Michel de Montaigne (1533–1592)

“Ignorance is the night
of the mind, a night without
moon and stars.”

Confucius (551–479 BC)

WHAT IS GOOD TEACHING?

Key characteristics of successful teaching from a teaching research perspective

There are numerous principles which, if observed, demonstrably render teaching more successful and effective. The most important of these are briefly summarized in this chapter with reference to the findings of the renowned teaching researchers John Hattie and Andreas Helmke, as well as the teaching expert Hilbert Meyer. By bringing together in an overall appraisal the teaching principles which Hattie, Helmke, and Meyer consider learning effective, a broad pedagogical consensus is presented, which reflects not only the German-speaking debate but does justice to the international discussion as well.

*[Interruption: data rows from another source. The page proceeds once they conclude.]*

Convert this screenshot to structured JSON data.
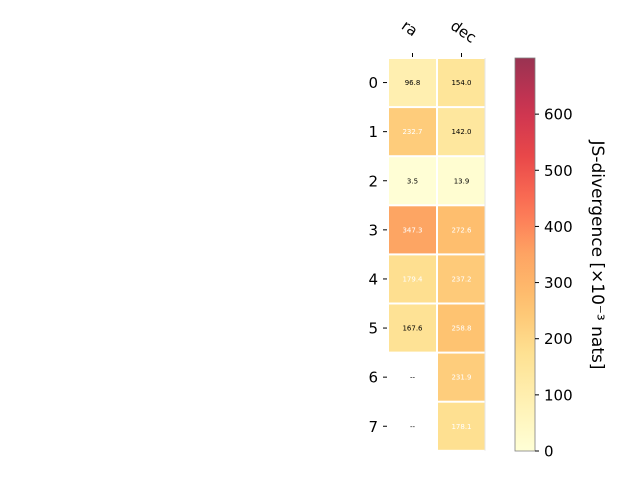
{
  "chart_data": {
    "type": "heatmap",
    "columns": [
      "ra",
      "dec"
    ],
    "rows": [
      "0",
      "1",
      "2",
      "3",
      "4",
      "5",
      "6",
      "7"
    ],
    "values": [
      [
        96.8,
        154.0
      ],
      [
        232.7,
        142.0
      ],
      [
        3.5,
        13.9
      ],
      [
        347.3,
        272.6
      ],
      [
        179.4,
        237.2
      ],
      [
        167.6,
        258.8
      ],
      [
        null,
        231.9
      ],
      [
        null,
        178.1
      ]
    ],
    "cell_labels": [
      [
        "96.8",
        "154.0"
      ],
      [
        "232.7",
        "142.0"
      ],
      [
        "3.5",
        "13.9"
      ],
      [
        "347.3",
        "272.6"
      ],
      [
        "179.4",
        "237.2"
      ],
      [
        "167.6",
        "258.8"
      ],
      [
        "--",
        "231.9"
      ],
      [
        "--",
        "178.1"
      ]
    ],
    "cell_label_colors": [
      [
        "#000000",
        "#000000"
      ],
      [
        "#ffffff",
        "#000000"
      ],
      [
        "#000000",
        "#000000"
      ],
      [
        "#ffffff",
        "#ffffff"
      ],
      [
        "#ffffff",
        "#ffffff"
      ],
      [
        "#000000",
        "#ffffff"
      ],
      [
        "#000000",
        "#ffffff"
      ],
      [
        "#000000",
        "#ffffff"
      ]
    ],
    "colorbar": {
      "label": "JS-divergence [×10⁻³ nats]",
      "range": [
        0,
        700
      ],
      "ticks": [
        "0",
        "100",
        "200",
        "300",
        "400",
        "500",
        "600"
      ],
      "colormap": "YlOrRd"
    },
    "grid": false
  }
}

The fact that the good method of teaching does not exist becomes immediately apparent if one asks a few simple questions: good for what, under what conditions, good for whom, good for when? These questions suggest that good teaching can only be described in a specific context which, in conjunction with a given situation, must constantly be defined anew by the teaching practitioners themselves – taking into consideration the perspectives of all concerned. This perspective should not lead to the misunderstanding that there are no quality characteristics for teaching. “No, there is no such thing as the right teaching method”, says Andreas Helmke, “but there certainly exist instructional quality characteristics which are absolutely and unquestionably valid, there are well-founded standards of teacher behavior, and there are important benchmarks of teacher expertise, about which there is a broad consensus.”1 These characteristics relate to the learning atmosphere on the one hand, and, on the other, to the motivation of the learners but ultimately to the didactic-methodological procedures. Although we address the latter group of characteristics more broadly than the first two, it would not be right to attribute to it a greater significance for successful teaching. Successful teaching is the result of a balanced mixture of an atmosphere conducive to learning, adequate motivation and methodological-didactic know-how.

Most of the twelve characteristics considered will be easily identifiable in the follow-up discussions of the later chapters. For those interested in a more intensive discussion, there are suggestions for further self-study. With a digression to learning objectives and competences, several terms which are important for teacher education are briefly discussed. They should also be part of a general discussion as a link to the teaching methodology.